Joeli Yaguda at Wallys

What is your favorite part of artisanally producing food?

Getting pictures emailed to us of the meals people make with our olive oils!

What made you want to produce artisanal food?

We had been making olive oil for a few years before I really think we felt authentically like we were making an artisan product. Before that it was a desire to make olive oil, yes, but it was also a kind of business challenge: how will this work? After a few years of pouring our heart into it, I began to realize a difference between selling olive oil and producing this traditional food with all the good energy and good will we could. Our focus changed from “how are we going to sell all of this?” to “how can we make this olive oil the best in the US?”

How long have you been producing your product and where is your production?

We’ve been making olive oil in Paso Robles for 10 years.

How long does it take to make your product from start to finish?

We usually take an olive from the tree to drizzling from the polisher in 8 hours or less. We generally do 10 tons a day, about 400 gallons per day.

How many people work together to make your product?

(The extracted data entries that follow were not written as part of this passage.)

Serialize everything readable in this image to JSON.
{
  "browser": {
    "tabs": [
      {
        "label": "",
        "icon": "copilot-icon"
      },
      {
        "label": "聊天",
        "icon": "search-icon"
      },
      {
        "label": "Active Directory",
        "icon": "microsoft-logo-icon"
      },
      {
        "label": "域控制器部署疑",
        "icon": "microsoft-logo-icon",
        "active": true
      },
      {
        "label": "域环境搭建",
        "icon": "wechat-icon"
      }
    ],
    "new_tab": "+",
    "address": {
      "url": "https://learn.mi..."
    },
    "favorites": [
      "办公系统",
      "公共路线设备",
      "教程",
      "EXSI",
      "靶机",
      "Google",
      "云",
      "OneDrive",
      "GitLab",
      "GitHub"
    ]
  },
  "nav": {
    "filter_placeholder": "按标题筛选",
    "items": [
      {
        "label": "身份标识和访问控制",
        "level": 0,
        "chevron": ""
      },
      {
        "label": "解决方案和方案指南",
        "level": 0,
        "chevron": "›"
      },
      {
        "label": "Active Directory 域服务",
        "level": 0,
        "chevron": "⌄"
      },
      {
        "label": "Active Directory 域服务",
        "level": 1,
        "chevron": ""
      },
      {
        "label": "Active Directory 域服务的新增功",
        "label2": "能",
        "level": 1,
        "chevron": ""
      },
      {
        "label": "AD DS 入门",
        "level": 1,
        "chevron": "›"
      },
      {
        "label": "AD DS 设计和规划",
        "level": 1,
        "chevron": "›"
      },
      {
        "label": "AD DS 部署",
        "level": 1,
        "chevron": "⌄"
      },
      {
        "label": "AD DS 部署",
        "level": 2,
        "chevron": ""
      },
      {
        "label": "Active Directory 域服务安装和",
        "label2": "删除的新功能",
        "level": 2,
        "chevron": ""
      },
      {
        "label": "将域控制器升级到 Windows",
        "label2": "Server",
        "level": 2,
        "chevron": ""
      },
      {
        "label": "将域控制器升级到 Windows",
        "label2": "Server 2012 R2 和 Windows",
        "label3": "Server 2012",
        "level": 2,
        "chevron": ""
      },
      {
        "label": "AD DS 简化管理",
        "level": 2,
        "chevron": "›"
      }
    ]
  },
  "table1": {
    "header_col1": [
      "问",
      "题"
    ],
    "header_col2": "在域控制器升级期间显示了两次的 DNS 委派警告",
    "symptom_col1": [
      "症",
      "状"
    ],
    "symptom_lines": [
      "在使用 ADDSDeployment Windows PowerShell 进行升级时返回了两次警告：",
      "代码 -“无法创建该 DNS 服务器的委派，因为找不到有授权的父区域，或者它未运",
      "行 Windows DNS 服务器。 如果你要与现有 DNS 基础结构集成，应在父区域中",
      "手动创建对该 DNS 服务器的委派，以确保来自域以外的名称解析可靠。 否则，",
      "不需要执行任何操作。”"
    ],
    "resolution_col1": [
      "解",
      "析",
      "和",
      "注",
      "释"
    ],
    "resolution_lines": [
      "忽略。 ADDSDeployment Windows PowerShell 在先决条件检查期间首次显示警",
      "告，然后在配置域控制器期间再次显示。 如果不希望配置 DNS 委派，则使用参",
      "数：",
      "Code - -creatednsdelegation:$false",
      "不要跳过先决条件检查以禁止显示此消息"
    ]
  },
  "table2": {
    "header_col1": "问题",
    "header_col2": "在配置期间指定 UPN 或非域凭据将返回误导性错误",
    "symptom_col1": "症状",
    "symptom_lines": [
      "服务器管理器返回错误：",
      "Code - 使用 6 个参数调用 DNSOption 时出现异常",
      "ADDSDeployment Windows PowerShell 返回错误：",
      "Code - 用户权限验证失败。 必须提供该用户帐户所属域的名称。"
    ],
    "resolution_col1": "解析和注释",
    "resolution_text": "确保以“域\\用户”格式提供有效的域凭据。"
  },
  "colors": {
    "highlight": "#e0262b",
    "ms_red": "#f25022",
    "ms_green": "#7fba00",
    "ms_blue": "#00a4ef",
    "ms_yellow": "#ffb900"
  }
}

We have a miller, who operates the press, and he has at least one person helping him with transporting the olives from bins to the hopper, moving the paste once the trailer is full, keeping the floors clean, etc. We also have a bunch of volunteers (close friends who are paid in beer from the kegerator) who help clean, lead tours, keep the team fed, oversee the kids’ lemonade stand, etc.

At Zingerman’s what is your favorite thing to pair your product with?

Of course any bread from the Bakehouse that’s crusty and rustic is a match for the Pasolivo. But we also adore the Tangerine on the bacon bread and on the chocolate sourdough. Seriously amazing.